I’ve always been fascinated by history. My grandmother — who was born and raised in Plattsburg — was an avid genealogist and member of the Daughters of the American Revolution. I grew up hearing her stories of both our ancestors from the U.K. and the general history of the United States, Europe and ancient Egypt.
Unlike my mom, who was not interested in the old stories, I had the knack of retaining the tales grandma told. As I grew, I started reading histories myself and even dabbled with the idea of majoring in history in college.
Obviously, I didn’t, but I’ve still had the luxury of dipping my toes in the water during my 20-plus years in journalism. During my time at the Citizen — 15 years next month if you can believe it — I’ve done quite a few historical features, including enough about the Kansas City, Clay County and St. Joseph Interurban Railway to fill an updated version of “Platte County’s Interurban” by Matt Kelsey, published by the Citizen in 2001.
So, when I was approached last week by Bee Creek Cafe and Bakery owner Dr. Steve Meirose about the first meeting of a burgeoning historical appreciation group I was immediately interested. That meeting was held Friday, June 21 at the cafe, with a respectable turnout.
The speakers at the informal event were historians Olin Miller and Shirley Kimsey — both of them well known to me and the Platte City community in general. Over the years, I popped into Kimsey’s shop on Main Street countless times during our years as her next door neighbor. She was always willing and able to either answer my historical questions or point me in the right direction. The same goes for Miller, and I fondly recall traveling with both of them to visit some of the nearly-forgotten African-American slave cemeteries on Kansas City International Airport property a decade ago.
Platte County played a significant role in the American Civil War, and Miller recounted the Battle of Bee Creek and its fallout for the audience, as detailed in William Paxton’s “Annals of Platte County Missouri.”
Bushwhacker Silas Gordon set up shop in northwest Missouri and in November 1861 camped on the Platte County Courthouse lawn with a group of his fellow anti-union guerrillas. The group stole county records and threatened to kill the district judge. Gordon also took control of Weston, briefly, and during a battle with union troops at Bee Creek killed two union soldiers.

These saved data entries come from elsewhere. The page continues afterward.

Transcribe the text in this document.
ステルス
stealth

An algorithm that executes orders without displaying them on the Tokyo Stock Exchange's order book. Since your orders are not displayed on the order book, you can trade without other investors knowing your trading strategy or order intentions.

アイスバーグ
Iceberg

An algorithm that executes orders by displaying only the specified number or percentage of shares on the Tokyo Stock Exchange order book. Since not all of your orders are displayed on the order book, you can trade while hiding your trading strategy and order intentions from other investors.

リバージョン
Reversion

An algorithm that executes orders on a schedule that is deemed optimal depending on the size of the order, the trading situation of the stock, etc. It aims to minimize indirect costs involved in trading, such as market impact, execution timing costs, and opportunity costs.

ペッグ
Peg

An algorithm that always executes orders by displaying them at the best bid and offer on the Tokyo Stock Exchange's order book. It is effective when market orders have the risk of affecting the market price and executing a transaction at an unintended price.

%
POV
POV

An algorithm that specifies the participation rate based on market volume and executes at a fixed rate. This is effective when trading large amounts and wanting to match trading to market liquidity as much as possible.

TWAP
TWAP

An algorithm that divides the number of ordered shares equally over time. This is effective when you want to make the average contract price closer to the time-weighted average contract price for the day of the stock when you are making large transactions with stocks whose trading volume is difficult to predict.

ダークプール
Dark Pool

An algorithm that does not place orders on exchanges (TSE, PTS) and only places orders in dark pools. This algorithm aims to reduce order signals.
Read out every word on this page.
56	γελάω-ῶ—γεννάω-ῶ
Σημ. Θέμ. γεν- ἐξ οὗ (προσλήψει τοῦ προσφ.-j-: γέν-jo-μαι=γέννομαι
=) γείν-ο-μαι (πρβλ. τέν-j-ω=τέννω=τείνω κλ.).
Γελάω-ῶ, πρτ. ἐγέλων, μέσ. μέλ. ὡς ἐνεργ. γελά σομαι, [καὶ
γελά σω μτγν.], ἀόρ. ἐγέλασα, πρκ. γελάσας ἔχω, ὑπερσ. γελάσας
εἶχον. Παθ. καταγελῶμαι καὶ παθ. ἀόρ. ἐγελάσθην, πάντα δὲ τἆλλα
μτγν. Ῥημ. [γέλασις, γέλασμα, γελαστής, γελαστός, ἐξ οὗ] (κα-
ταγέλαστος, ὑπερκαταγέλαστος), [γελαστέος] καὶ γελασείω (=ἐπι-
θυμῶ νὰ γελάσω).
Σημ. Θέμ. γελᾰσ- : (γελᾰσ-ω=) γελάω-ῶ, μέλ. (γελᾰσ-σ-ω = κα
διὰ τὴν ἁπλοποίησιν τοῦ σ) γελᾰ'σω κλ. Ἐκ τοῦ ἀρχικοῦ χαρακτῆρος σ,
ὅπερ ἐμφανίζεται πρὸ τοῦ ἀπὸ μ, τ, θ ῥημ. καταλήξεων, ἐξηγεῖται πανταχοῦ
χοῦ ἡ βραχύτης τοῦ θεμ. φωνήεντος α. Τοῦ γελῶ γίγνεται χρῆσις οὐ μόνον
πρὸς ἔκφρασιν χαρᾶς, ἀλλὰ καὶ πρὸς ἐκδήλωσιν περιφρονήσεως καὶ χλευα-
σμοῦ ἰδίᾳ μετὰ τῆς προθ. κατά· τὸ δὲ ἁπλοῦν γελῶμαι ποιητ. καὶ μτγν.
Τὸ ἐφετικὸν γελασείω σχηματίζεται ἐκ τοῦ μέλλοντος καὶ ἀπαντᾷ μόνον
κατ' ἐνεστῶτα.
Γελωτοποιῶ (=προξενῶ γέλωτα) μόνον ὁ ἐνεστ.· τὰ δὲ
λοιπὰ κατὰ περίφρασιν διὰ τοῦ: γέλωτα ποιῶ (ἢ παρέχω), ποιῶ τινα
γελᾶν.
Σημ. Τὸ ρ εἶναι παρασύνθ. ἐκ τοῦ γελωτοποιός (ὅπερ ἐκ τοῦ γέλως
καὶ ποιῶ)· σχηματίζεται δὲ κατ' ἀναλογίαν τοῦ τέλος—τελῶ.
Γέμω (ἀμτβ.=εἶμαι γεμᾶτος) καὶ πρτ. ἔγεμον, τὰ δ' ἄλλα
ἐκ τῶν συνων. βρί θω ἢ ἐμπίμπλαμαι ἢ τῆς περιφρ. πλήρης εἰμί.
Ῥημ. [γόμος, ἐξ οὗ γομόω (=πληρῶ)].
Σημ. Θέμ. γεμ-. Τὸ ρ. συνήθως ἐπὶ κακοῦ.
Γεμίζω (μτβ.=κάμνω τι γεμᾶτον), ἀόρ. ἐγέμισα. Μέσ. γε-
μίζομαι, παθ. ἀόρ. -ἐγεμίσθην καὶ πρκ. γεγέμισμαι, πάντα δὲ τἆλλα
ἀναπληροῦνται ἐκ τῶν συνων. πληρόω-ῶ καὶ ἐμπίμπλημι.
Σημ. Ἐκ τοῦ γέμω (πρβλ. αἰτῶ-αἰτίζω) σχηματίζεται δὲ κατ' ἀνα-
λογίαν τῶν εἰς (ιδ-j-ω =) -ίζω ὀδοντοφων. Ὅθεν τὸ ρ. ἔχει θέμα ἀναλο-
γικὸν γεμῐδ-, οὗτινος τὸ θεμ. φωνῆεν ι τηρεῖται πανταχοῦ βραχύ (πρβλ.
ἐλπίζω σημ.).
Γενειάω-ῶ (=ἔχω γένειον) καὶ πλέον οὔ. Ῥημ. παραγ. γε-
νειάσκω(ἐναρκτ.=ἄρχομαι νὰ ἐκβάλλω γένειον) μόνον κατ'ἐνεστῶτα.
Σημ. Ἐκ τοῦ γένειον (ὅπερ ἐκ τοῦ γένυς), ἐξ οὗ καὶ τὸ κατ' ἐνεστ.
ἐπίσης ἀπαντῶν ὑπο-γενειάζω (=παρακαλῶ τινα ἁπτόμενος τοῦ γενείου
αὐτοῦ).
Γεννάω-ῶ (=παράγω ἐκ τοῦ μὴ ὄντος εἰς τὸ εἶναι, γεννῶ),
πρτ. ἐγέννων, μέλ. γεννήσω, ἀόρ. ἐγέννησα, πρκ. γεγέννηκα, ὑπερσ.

In December 1861 Paxton details how union troops captured William Kuykendall, Black Triplett and Gabriel Close and held them prisoner in Platte City as retaliation for the union deaths. The troops built a large fire near the Baptist Church downtown and Paxton awoke at midnight with much of Platte City on fire. When residents and slaves thought the fire was out, it spread to the Platte County Courthouse. At that time, the union soldiers joined the fire fight to attempt to save the courthouse.
On Dec. 17, two of the prisoners — Triplett and Close — were taken to the site of the Bee Creek battle, near a bridge over the creek south of Weston. Close was shot and Triplett tried to flee, but fell in the mud and was killed by bayonet. His blood was used to scrawl the letters “U.S.” on the bridge.
“This grim memento of the war was there for many years,” Paxton wrote.
It’s this sort of history that many modern residents of Platte City are unaware, Meirose said. Between the pre-colonial native civilizations, the pioneer era and civil war, Jesse James and Bonnie and Clyde, Platte County has a unique place in American history, which he wants to help preserve.
Kimsey — in pioneer dress — spoke of her work to document all of Platte County’s 210 cemeteries and promised to share her adventures at an upcoming meeting.
Historical photos line the walls in Bee Creek Cafe, including one taken in 1942 of newly enlisted soldiers lined up for the draft. Meirose hopes to identify the faces in that photo, and in the coming weeks the Citizen will run the photo to attempt to help historians put names to those soldiers of the past.
Platte City and Weston have their own historical societies and museums, but perhaps an informal coffee house group such as this is just the ticket to make history more accessible to average citizens. I’m sure my grandmother would have approved, and I do, too.